Description

NSE announces inclusion of securities under ST-ASM framework with enhanced margin requirements of 50% or existing margin (whichever is higher) effective December 12, 2025.

Summary

The National Stock Exchange has issued a surveillance circular placing specific securities under the Short-Term Additional Surveillance Measure (ST-ASM) framework effective December 12, 2025. Three securities are being added to ST-ASM Stage I, one security is being moved from Stage II to Stage I, and three securities are being excluded from the ASM framework. The measure imposes a minimum margin requirement of 50% or existing margin (whichever is higher), capped at 100%, on all open positions and new positions created from December 12, 2025.

Key Points

  • Three securities added to ST-ASM Stage I: Auri Grow India Limited (AURIGROW), Neelam Linens and Garments (India) Limited (NEELAM), and Pranik Logistics Limited (PRANIK)
  • Mangalam Drugs And Organics Limited (MANGALAM) moved from ST-ASM Stage II to Stage I
  • No securities added to or moved to ST-ASM Stage II
  • Margin requirement: 50% or existing margin, whichever is higher, capped at 100%
  • Three securities excluded from ASM framework: Kesoram Industries Limited (moved to ESM framework), Raghav Productivity Enhancers Limited, and Savy Infra and Logistics Limited
  • ASM framework operates in conjunction with all other prevailing surveillance measures
  • Shortlisting is purely for market surveillance and not an adverse action against the company

Regulatory Changes

This circular implements the Short-Term Additional Surveillance Measure (ST-ASM) framework as per previous Exchange Circulars NSE/SURV/39265 (October 27, 2018), NSE/SURV/46557 (December 04, 2020), NSE/SURV/52144 (April 28, 2022), NSE/SURV/58558 (September 25, 2023), and NSE/SURV/64066 (September 20, 2024). The measure enhances surveillance on securities exhibiting abnormal price movements or trading patterns.

Compliance Requirements

  • All NSE members must apply enhanced margin requirements of 50% or existing margin (whichever is higher) on affected securities
  • Margins apply to all open positions as on December 11, 2025 and new positions created from December 12, 2025
  • Maximum margin is capped at 100%
  • Members must ensure compliance with ST-ASM provisions alongside all other existing surveillance measures
  • Members should refer to NSE FAQs on Additional Surveillance Measure at https://www.nseindia.com/regulations/additional-surveillance-measure

Important Dates

  • December 10, 2025: Circular issued
  • December 11, 2025: Securities officially shortlisted under ST-ASM framework; existing open positions subject to enhanced margins
  • December 12, 2025: Enhanced margin requirements become applicable on all open positions and new positions

Impact Assessment

Trading Impact: The 50% minimum margin requirement will significantly reduce leverage available to traders in these securities, potentially decreasing trading volumes and liquidity. Market participants holding positions in AURIGROW, NEELAM, PRANIK, and MANGALAM will face immediate capital requirements.

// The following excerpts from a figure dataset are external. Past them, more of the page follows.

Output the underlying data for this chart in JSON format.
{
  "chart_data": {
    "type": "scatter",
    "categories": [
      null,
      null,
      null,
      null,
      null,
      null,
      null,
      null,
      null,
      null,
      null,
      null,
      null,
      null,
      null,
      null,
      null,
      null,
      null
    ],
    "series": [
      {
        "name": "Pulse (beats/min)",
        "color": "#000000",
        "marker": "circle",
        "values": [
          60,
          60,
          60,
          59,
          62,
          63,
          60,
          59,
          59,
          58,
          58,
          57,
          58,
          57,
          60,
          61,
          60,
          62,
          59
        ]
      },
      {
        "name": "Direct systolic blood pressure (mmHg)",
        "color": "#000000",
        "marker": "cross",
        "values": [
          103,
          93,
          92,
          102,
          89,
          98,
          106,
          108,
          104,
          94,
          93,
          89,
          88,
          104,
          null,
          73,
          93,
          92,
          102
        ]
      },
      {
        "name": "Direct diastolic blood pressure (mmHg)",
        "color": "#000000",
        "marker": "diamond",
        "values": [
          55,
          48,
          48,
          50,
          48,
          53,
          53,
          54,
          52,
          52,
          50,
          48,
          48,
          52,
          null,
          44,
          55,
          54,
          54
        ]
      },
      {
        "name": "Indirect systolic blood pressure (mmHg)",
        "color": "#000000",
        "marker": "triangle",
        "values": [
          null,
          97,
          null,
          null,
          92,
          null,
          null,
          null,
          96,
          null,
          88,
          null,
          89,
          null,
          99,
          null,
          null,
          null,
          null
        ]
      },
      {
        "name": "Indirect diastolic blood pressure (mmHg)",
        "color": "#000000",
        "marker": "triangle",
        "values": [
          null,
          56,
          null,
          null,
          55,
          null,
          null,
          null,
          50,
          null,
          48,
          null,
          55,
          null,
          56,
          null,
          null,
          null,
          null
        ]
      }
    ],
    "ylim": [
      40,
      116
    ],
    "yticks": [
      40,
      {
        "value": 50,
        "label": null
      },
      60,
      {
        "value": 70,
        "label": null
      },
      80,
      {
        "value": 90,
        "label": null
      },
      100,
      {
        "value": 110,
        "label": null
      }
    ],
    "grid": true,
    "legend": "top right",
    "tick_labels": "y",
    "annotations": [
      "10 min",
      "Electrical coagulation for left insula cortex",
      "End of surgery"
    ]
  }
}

Investor Impact: Retail and institutional investors will need to ensure adequate margin coverage to maintain existing positions or risk forced liquidation. The measure may deter speculative trading in these securities.

Market Sentiment: Inclusion under ST-ASM may negatively impact investor confidence in the short term, though NSE clarifies this is a surveillance measure and not adverse action against the companies.

Capital Requirements: Brokers and traders must arrange additional capital to meet enhanced margin obligations, affecting overall portfolio management and position sizing strategies.

Impact Justification

High margin requirements (50% minimum) significantly impact trading liquidity and capital requirements for affected securities. Immediate compliance required for all open and new positions.